Winner of the 2021 Booker Prize. Reunited by four funerals over three decades, a dwindling family reflects the atmosphere of South Africa — an atmosphere of resentment, renewal, and hope.
A surprising number of novelists are very good; few are extraordinary. Like his compatriot J. M. Coetzee, the South African writer Damon Galgut is of this rare company; like Coetzee, he is stringent, pure. He has, however, and mercifully, a sense of humor, even an occasional playfulness, which leavens that stringency ... Indeed, the novel carries within it the literary spirits of Woolf and Joyce, including, from the former, an almost rushing fluidity of narrative consciousness, and from the latter, a direct allusion to The Dead in its final pages, when a torrential rain is unleashed upon the veld ... To praise the novel in its particulars—for its seriousness; for its balance of formal freedom and elegance; for its humor, its precision, its human truth—seems inadequate and partial. Simply: you must read it. Like other remarkable novels, it is uniquely itself, and greater than the sum of its parts. The Promise evokes, when you reach the final page, a profound interior shift that is all but physical. This, as an experience of art, happens only rarely, and is to be prized.
Damon Galgut’s remarkable new novel, The Promise, suggests that the demands of history and the answering cry of the novel can still powerfully converge. As a white South African writer, Galgut inherits a subject that must feel, at different times, liberating in its dimensions and imprisoning in its inescapability ... The Promise is drenched in South African history, a tide that can be seen, in the end, to poison all 'promise' ... Galgut’s novel most closely resembles the work of predecessors like Woolf and Faulkner in the way it redeploys a number of modernist techniques, chiefly the use of a free-floating narrator. Galgut is at once very close to his troubled characters and somewhat ironically distant, as if the novel were written in two time signatures, fast and slower. And, miraculously, this narrative distance does not alienate our intimacy but emerges as a different form of knowing ... His new novel exercises new freedoms. One is struck, amid the sombre events, by the joyous, puckish restlessness of the storytelling, which seems to stick to a character’s point of view only to veer away, mid-sentence ... Galgut uses his narrator playfully, assisted by nicely wayward run-on sentences ... Galgut outsources his storytelling, handing off a phrase or an insight to an indistinct community of what seem to be wise elders, who then produce an ironically platitudinous or proverbial commentary ... Galgut’s narrator skims across his spaces, alighting, stinging, moving on to the next subject. As the novel proceeds, his narrator seems to grow in adventurous authority.

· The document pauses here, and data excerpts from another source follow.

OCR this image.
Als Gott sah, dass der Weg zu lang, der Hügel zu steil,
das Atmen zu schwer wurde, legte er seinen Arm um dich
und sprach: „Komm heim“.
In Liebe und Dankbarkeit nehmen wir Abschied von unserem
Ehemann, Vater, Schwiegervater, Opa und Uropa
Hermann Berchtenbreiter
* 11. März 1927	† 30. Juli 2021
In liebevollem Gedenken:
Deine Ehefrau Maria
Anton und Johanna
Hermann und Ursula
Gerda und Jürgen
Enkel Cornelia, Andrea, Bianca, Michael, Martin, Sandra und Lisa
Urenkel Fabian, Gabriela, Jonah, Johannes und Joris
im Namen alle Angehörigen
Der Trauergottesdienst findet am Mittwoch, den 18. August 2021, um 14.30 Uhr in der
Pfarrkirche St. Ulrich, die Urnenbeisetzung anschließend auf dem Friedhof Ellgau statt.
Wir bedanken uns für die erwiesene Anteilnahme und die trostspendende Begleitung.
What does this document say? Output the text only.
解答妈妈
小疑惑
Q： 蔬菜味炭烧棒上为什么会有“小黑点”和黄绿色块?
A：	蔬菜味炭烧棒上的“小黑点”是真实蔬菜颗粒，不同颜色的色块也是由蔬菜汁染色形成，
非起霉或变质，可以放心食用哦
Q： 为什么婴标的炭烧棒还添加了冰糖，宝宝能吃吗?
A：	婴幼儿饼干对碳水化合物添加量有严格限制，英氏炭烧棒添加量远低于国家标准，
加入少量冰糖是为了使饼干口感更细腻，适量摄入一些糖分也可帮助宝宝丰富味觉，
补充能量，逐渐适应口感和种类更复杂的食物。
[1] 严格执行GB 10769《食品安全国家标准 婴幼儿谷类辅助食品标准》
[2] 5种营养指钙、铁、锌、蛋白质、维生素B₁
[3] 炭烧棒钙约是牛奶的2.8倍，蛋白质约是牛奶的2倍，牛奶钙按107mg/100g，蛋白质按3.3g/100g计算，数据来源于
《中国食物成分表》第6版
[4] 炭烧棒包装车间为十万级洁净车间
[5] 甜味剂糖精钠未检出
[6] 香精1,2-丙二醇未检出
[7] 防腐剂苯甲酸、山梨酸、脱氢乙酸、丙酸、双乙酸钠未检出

The Promise adopts a protean tone, now menacing, now darkly mirthful ... the novel registers seismic rumbles of a changing South Africa ... The Promise offers all the virtues of realist fiction, plus some extras. Galgut keeps the surface of his prose choppy, roiling it with diverse narrative tools: points of view that shift within paragraphs, or even sentences; cryptic rhetorical moves, including addressing the reader directly [...]; scenes that blur together with no transition; and an intermittent metafictional patter [...] A reader can shrug it all off and focus on the family’s story, or take pleasure in a brash writer’s narrative norm-breaking ... The novel’s cinematic present tense and kaleidoscopic point of view create a mosaic of what everyone in the room is thinking at a given moment. The picture is anything but pretty, a veneer of civility barely hiding the barbed sibling resentments that surface following parental deaths. Don’t look for much hope in this novel ... Galgut in The Promise is a gleeful satirist, mordantly skewering his characters’ fecklessness and hypocrisy.